The Daimon does not come to man and choose him, but is bound to him through all the cycles of incarnation
The Daimon is said in notes to be a unique and self-creating power, contributing to the human being what is personally unique (in which sense it is probably also seen as the Ghostly Self). The Daimon seeks to unite itself with other Daimons but cannot do this without the agency of the human mind. Its mind is simultaneous, untrammelled by either time or space, perceiving things in terms of their kinship to itself. Its symbolic form is the circle or sphere, and all things are present in an eternal instant to the Daimon which ‘remains always in the Thirteenth Cycle’
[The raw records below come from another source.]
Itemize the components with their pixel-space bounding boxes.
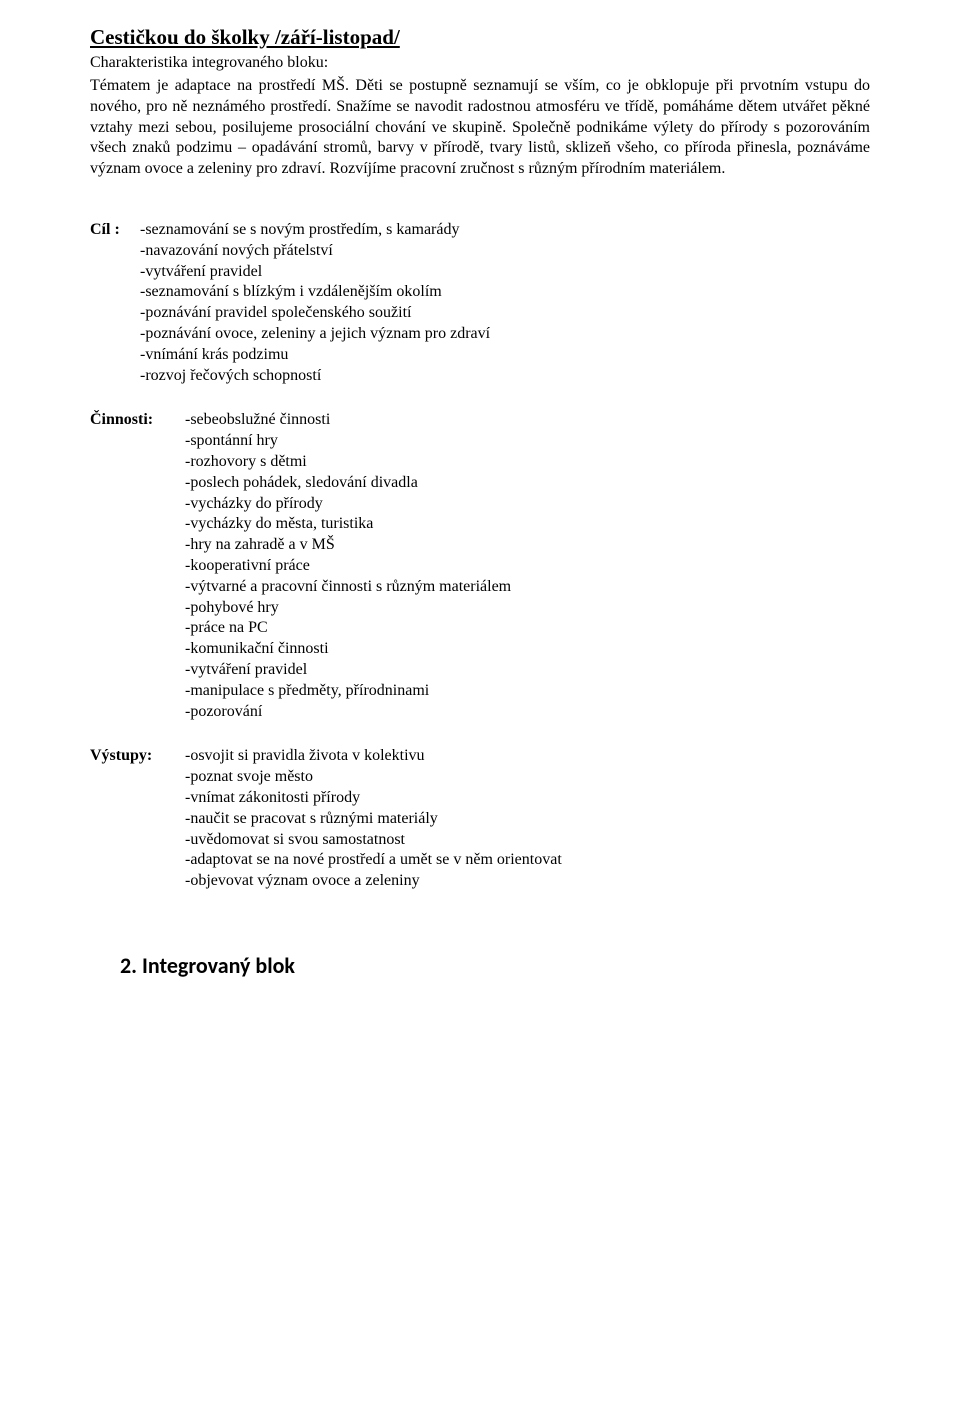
cil-items: -seznamování se s novým prostředím, s ka… bbox=[140, 220, 870, 386]
list-item: -kooperativní práce bbox=[185, 556, 870, 577]
cinnosti-items: -sebeobslužné činnosti-spontánní hry-roz… bbox=[185, 410, 870, 722]
list-item: -adaptovat se na nové prostředí a umět s… bbox=[185, 850, 870, 871]
vystupy-label: Výstupy: bbox=[90, 746, 185, 767]
list-item: -poznávání ovoce, zeleniny a jejich význ… bbox=[140, 324, 870, 345]
list-item: -vycházky do přírody bbox=[185, 494, 870, 515]
list-item: -rozhovory s dětmi bbox=[185, 452, 870, 473]
list-item: -seznamování se s novým prostředím, s ka… bbox=[140, 220, 870, 241]
footer-heading: 2. Integrovaný blok bbox=[120, 952, 870, 981]
list-item: -vnímání krás podzimu bbox=[140, 345, 870, 366]
list-item: -výtvarné a pracovní činnosti s různým m… bbox=[185, 577, 870, 598]
list-item: -pohybové hry bbox=[185, 598, 870, 619]
list-item: -hry na zahradě a v MŠ bbox=[185, 535, 870, 556]
document-subtitle: Charakteristika integrovaného bloku: bbox=[90, 53, 870, 74]
intro-paragraph: Tématem je adaptace na prostředí MŠ. Dět… bbox=[90, 76, 870, 180]
list-item: -poznat svoje město bbox=[185, 767, 870, 788]
list-item: -objevovat význam ovoce a zeleniny bbox=[185, 871, 870, 892]
list-item: -osvojit si pravidla života v kolektivu bbox=[185, 746, 870, 767]
list-item: -vnímat zákonitosti přírody bbox=[185, 788, 870, 809]
section-cil: Cíl : -seznamování se s novým prostředím… bbox=[90, 220, 870, 386]
list-item: -komunikační činnosti bbox=[185, 639, 870, 660]
list-item: -naučit se pracovat s různými materiály bbox=[185, 809, 870, 830]
document-title: Cestičkou do školky /září-listopad/ bbox=[90, 24, 870, 51]
list-item: -poslech pohádek, sledování divadla bbox=[185, 473, 870, 494]
list-item: -rozvoj řečových schopností bbox=[140, 366, 870, 387]
list-item: -seznamování s blízkým i vzdálenějším ok… bbox=[140, 282, 870, 303]
list-item: -vytváření pravidel bbox=[185, 660, 870, 681]
section-cinnosti: Činnosti: -sebeobslužné činnosti-spontán… bbox=[90, 410, 870, 722]
list-item: -uvědomovat si svou samostatnost bbox=[185, 830, 870, 851]
list-item: -práce na PC bbox=[185, 618, 870, 639]
vystupy-items: -osvojit si pravidla života v kolektivu-… bbox=[185, 746, 870, 892]
list-item: -sebeobslužné činnosti bbox=[185, 410, 870, 431]
list-item: -vycházky do města, turistika bbox=[185, 514, 870, 535]
cil-label: Cíl : bbox=[90, 220, 140, 241]
list-item: -poznávání pravidel společenského soužit… bbox=[140, 303, 870, 324]
list-item: -manipulace s předměty, přírodninami bbox=[185, 681, 870, 702]
list-item: -spontánní hry bbox=[185, 431, 870, 452]
cinnosti-label: Činnosti: bbox=[90, 410, 185, 431]
list-item: -pozorování bbox=[185, 702, 870, 723]
section-vystupy: Výstupy: -osvojit si pravidla života v k… bbox=[90, 746, 870, 892]
list-item: -vytváření pravidel bbox=[140, 262, 870, 283]
list-item: -navazování nových přátelství bbox=[140, 241, 870, 262]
If man and Daimon are one continuous perception, human and Daimon are loosely like an iceberg, of which the Daimon is the greater part, the ideal or archetype, while the human is the visible local expression of a small, chosen fraction to other perceiving beings.
It throws up the question, “Who is the dreamer and who is the dreamed?” I intuit that the real answer might well be the opposite of what we generally imagine.
We are the dream!
‘The Other’, that silent, shadowy presence dreams us!
The iceberg analogy seems fitting. ‘The Other’ appears frightening because we do not remember it. We have forgotten that this mysterious, powerful presence is really us!